Miles de estrellas en el cielo, un coro de coquíes deleitaba a su audiencia, la brisa olía a sal y… se abrió la puerta, alguien prendió el aire acondicionado, abrí los ojos y ya no estaba en paz. Lo que se escuchaba era el chillido de la máquina del aire, me atraía la luz azul de la pantalla de mi celular y apestaba a ropa sucia. Justo como quería estar y donde debía ser: en la soledad de mi persona.
Eran las diez y veinticinco de una noche de verano del dos mil dieciocho cuando me percaté de que no tenía amistades. No tenía a quién contarle de la vida, de mis papelones, de mis alegrías ni de mis amarguras. Rara la vez publicaba en las redes sociales y si lo hacía, todo estaba bien; a menos que recurriera a un sarcasmo agudo que se supone que la gente entendiera porque esa era la moda entre los millenials.
No confiaba mis secretos a mi familia debido a traumas de la niñez: mi abuela materna diseñó mi boda luego de que mi madre le dijera que un niño de la escuela estaba enamorado de mí. Palabra que nunca usé: “enamorado”, algo que ya no quiero en la vida: “boda”. Gracias, “mujeres de mi vida”.
Vivo una vida muy reservada, tanto que hasta yo misma me creo las mentiras que elaboro porque no tengo quién me desmienta. Es triste. Hay veces que no recuerdo una memoria precisamente por haberla distorsionado tanto. No me arrepiento por completo, pero sí me gustaría que fuera como en Snapchat o Instagram, que puedo guardar la versión editada de la foto como nueva, no sobre la ya existente. Aunque eso igual sigue siendo una opción… asumo que mi cerebro debería funcionar algo similar.

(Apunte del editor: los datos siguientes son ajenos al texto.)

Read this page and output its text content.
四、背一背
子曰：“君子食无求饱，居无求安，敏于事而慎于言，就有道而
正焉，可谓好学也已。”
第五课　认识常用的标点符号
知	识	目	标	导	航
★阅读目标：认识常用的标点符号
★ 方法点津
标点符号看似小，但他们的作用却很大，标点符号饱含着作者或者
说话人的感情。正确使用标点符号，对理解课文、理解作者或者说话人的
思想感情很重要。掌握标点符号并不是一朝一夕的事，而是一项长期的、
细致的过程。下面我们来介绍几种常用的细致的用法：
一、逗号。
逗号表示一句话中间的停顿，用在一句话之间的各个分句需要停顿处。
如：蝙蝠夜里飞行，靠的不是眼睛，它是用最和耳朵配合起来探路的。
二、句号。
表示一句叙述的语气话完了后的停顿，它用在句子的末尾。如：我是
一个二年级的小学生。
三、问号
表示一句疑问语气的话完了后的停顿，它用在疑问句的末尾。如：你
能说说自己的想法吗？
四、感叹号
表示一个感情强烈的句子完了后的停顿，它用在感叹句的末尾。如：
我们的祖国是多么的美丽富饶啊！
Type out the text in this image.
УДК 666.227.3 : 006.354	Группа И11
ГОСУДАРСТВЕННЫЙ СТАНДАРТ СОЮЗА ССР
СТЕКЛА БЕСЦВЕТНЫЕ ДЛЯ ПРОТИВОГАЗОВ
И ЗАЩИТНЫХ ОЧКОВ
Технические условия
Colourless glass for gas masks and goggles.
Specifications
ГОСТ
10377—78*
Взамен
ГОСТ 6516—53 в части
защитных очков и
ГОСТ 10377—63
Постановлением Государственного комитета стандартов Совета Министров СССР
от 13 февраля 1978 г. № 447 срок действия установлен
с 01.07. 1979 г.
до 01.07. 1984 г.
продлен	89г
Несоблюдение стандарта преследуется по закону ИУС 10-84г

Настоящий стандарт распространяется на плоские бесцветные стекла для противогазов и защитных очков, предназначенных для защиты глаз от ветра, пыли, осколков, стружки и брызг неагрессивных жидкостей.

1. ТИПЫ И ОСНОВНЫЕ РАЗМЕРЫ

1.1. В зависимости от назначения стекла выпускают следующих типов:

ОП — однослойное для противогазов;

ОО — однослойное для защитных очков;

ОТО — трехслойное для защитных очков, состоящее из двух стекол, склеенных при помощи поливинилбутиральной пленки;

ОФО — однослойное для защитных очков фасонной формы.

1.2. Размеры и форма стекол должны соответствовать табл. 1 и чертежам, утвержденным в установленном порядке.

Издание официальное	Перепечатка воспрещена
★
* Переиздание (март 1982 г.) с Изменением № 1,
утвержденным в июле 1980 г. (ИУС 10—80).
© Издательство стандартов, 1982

Una peseta del tiempo después encontré música en la lluvia de la que se lucra Ricardo Arjona: “el agua del grifo de los ojos”. Mis pensamientos no me dejaban en paz y el complejo de persecución se había activado. Si alguna vez interactué contigo en el transcurso de la vida antes de hoy, probablemente estaba pensando en ti.
Al igual que existe el quinto sueño, existe el “quinto pensamiento”, que es donde estoy la mayoría del tiempo. Ese “piropo” de: “Debes estar cansadx de estar corriendo todo el día por mis pensamientos”, lo podemos relacionar con las peleas y debates constantes que tengo con ustedes en mi cabeza. Por eso tomo mucha agua, aunque no hable ni me mueva mucho, allá arriba tengo toda una rutina verbal y física que no compara con la habilidad de Barack Obama ni la de Sammy Kitwara, respectivamente.

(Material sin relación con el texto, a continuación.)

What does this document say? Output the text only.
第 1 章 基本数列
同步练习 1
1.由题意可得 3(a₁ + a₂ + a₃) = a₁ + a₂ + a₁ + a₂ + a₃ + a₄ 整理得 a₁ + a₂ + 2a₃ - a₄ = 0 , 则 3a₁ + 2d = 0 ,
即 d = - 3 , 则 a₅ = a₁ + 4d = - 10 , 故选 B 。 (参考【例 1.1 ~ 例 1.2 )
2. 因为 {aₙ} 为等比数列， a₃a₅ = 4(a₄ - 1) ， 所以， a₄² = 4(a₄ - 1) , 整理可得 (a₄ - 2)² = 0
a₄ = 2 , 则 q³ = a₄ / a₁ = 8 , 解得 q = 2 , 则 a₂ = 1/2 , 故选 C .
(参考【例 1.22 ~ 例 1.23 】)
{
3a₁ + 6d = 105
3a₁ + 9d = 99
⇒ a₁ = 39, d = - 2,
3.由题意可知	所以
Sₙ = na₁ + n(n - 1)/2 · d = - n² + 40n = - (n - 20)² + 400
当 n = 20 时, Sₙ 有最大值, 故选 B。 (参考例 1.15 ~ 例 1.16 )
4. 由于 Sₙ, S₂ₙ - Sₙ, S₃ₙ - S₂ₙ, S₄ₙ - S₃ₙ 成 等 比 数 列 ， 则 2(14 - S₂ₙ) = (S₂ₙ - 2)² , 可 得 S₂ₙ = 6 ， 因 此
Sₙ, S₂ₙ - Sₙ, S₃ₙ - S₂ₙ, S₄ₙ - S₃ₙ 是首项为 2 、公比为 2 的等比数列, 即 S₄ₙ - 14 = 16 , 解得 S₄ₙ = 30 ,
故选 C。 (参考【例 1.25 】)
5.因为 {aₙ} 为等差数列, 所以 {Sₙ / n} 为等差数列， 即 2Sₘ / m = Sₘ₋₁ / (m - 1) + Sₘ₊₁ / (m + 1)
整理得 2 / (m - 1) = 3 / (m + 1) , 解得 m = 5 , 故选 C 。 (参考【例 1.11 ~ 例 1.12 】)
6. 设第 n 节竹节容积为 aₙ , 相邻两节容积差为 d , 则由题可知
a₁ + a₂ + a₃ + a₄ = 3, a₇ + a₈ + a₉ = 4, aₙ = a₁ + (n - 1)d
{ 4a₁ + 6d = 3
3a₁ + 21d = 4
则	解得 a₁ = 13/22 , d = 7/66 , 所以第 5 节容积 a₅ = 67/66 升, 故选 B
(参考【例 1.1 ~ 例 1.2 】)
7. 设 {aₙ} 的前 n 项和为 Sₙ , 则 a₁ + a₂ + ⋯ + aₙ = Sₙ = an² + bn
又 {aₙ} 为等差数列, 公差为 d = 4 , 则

La pelea de esta vez era por decidir si descontinuar mi amistad con mi exnovio. Siempre la pasábamos bien cuando nos reuníamos, pero era como revivir muertos por mensaje de texto. Era una amistad tóxica y lo sabía, pero él había sido mi persona favorita desde enero del dos mil quince y no estaba lista como para dejar ir de mi vida a alguien tan relevante. Siempre fue así. El peor comunicador, pero la mejor compañía del mundo. Nunca había conocido a alguien tan desinteresado en continuar una conversación, en expresar lo que realmente sentía y quería en la vida ni que le importara lo que “su amor” sintiera o llorara a consecuencias de su indiferencia.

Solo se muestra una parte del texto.